Perhaps most notably, Hamlin, the first piece of Horizon West’s first town center is now being built. Under development by Orlando-based Boyd Development Corp. through a joint venture with Dallas-based investment firm Stratford Land, Hamlin’s 640 acres are approved for 2 million square feet of commercial space (offices, stores, restaurants and a hotel) along with schools and a hospital. Also, the project will feature 1,700 single-family and multifamily units at build-out.

“There was a concept of how to plan and what a master plan looked like and what buildout would look like,” Sellen adds about the original vision. “Everybody understood.”

The execution, though, wasn’t so simple.

While Horizon West continues as a picture of development promise, success came with consternation and lessons learned. For starters, the comprehensive, integrated design approach brought trepidation from the county administration. For Orange County, which was poised to construct a beltway through adjacent land, a future with an attractive, planned development held much more appeal than a corridor jammed with T-shirt shops. At the same time, a question persisted: If there’s going to be change, what should change look like?

“The thing I remember most about the early discussions regarding Horizon West was how conflicted I was at that point,” recounts Linda Chapin, then Orange County Mayor (1990-1998). “I had built a reputation of being tough on growth management and concerned about urban sprawl, and suddenly we were talking about putting a large development out in the middle of nowhere, miles and miles from the urban core. At the same time, the freezes had made it impossible to preserve the citrus groves, the landowners were in a very hard spot, and to add to that there was no workforce housing anywhere close to Disney. So I really struggled with the concept … probably a good thing, because it made us think through every conceivable aspect.”

In addition, while it was great to have a concept people understood, it wasn’t so great having myriad landowners and multiple personal views. Literally hundreds of property owners had to be coalesced into one growth management solution.

“You had many different property owners. So how the roads got built, how the utilities got extended and many other issues all bogged the process down for several years—until we could get the owners to agree on how they would come together financially … to support the kinds of things that a master developer would do,” Sellen explains. “So what was perceived as a very good thing—this wonderful master plan—when implemented, until everyone got on the same page, it was tough going.

“People always say suburban development is not brain surgery. In some ways, I think it’s more complicated, when you’re trying to get all these different entities and all these different agendas to come together.”

His lone lament: not fighting harder to find more of a front-end answer for how to finance infrastructure. Sellen contends he should have tried to figure out a way to accrue dollars for future use. “It was a lesson learned,” he says.

Class remains in session. As a testament to Sellen, he and his firm are still involved in Horizon West, which aside from the housing units contains two elementary schools, a middle school and a commercial center. The growth, he says, has been at a “pretty good clip.”

More impressively, the development of Horizon West has become a symbol, a pattern for emulation, comments Chapin: “I think it can be a model within certain circumstances. The landowners’ desire to do something with their land made them agreeable to the requirements we insisted upon: a very detailed master plan, provision of infrastructure by the developers, a commitment to schools and the community’s future needs.

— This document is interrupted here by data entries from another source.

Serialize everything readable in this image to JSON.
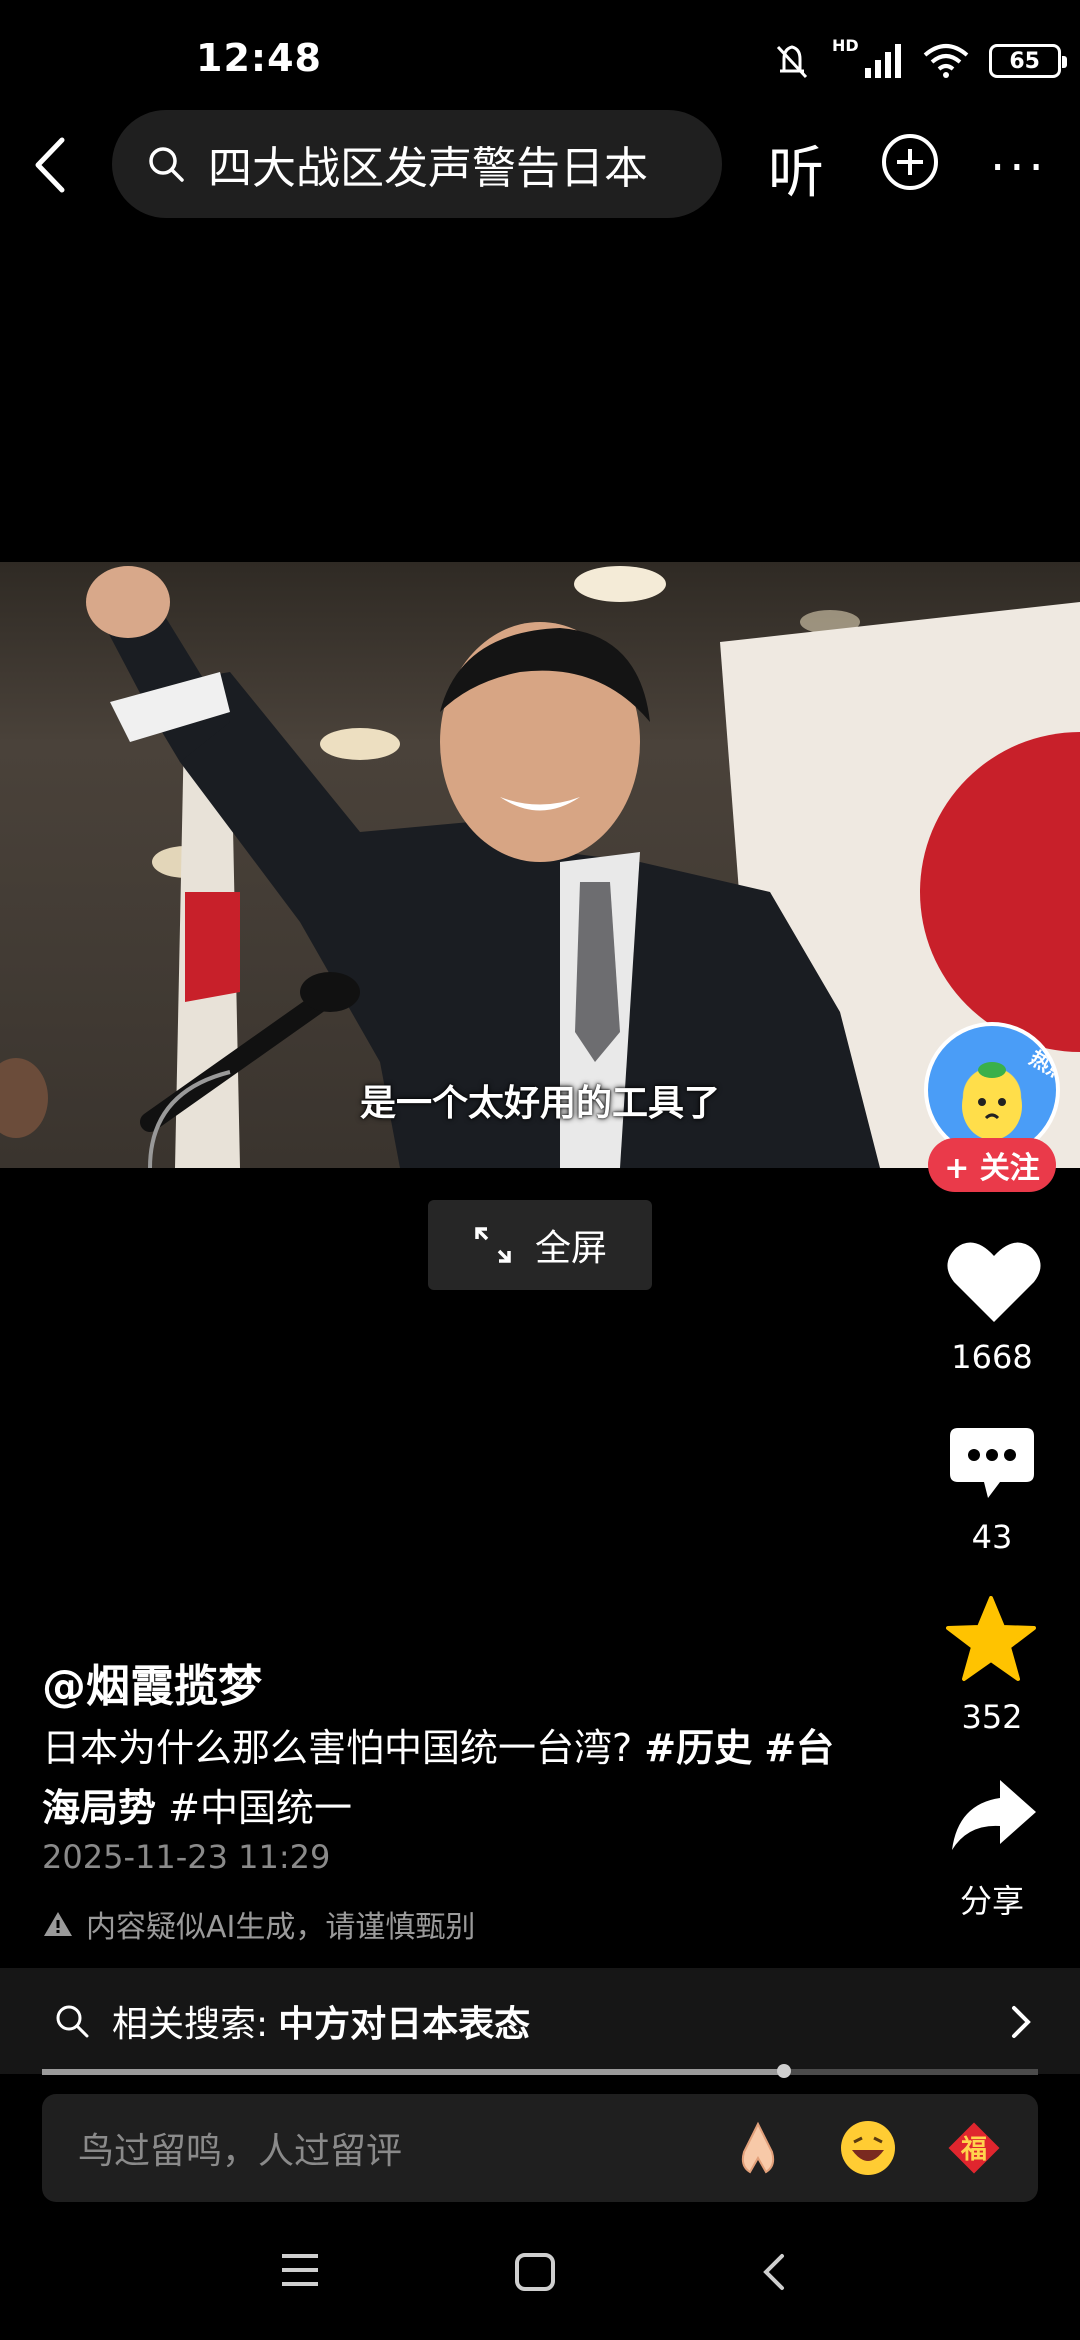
{
  "status": {
    "time": "12:48",
    "battery": "65",
    "network": "HD"
  },
  "search": {
    "query": "四大战区发声警告日本"
  },
  "topbar": {
    "listen": "听",
    "more": "···"
  },
  "video": {
    "subtitle": "是一个太好用的工具了",
    "fullscreen_label": "全屏"
  },
  "author": {
    "follow_label": "+ 关注",
    "name": "@烟霞揽梦",
    "avatar_text": "热点侠"
  },
  "stats": {
    "likes": "1668",
    "comments": "43",
    "favorites": "352",
    "share_label": "分享"
  },
  "post": {
    "caption_text": "日本为什么那么害怕中国统一台湾?",
    "tag_history": "#历史",
    "tag_taiwan": "#台海局势",
    "tag_unification": "#中国统一",
    "date": "2025-11-23 11:29",
    "ai_notice": "内容疑似AI生成，请谨慎甄别"
  },
  "related": {
    "label": "相关搜索:",
    "keyword": "中方对日本表态"
  },
  "playback": {
    "progress": 0.745
  },
  "comment_box": {
    "placeholder": "鸟过留鸣，人过留评",
    "emoji_fu": "福"
  },
  "colors": {
    "accent": "#ea3a4a",
    "favorite": "#ffc300",
    "background": "#000000"
  }
}
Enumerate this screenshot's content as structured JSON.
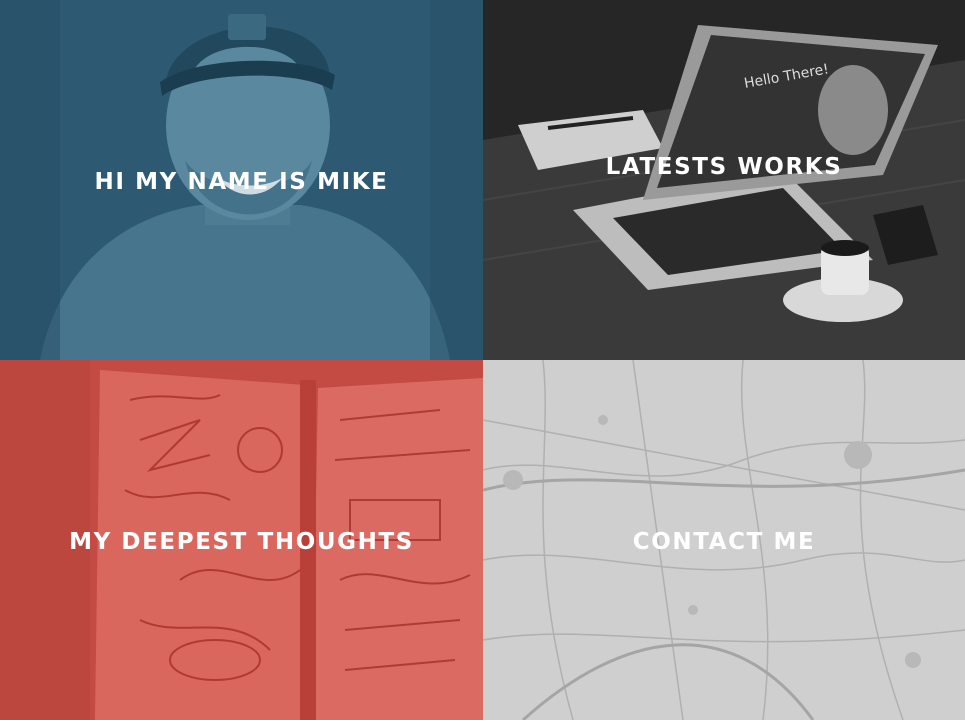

Of course, planning has come a long way since then, but Horizon was one of the first to showcase the ‘new urbanist’ concepts of villages with activity centers and an attention to community infrastructure in advance of the need. … “

The pieces have fallen in place.

“For the first time in Orange County, you had a master plan that said ‘this is what it’s going to look like,’ Sellen concludes. “Now, you have to fit into that. We basically took the puzzle pieces, and we created the top of the box.”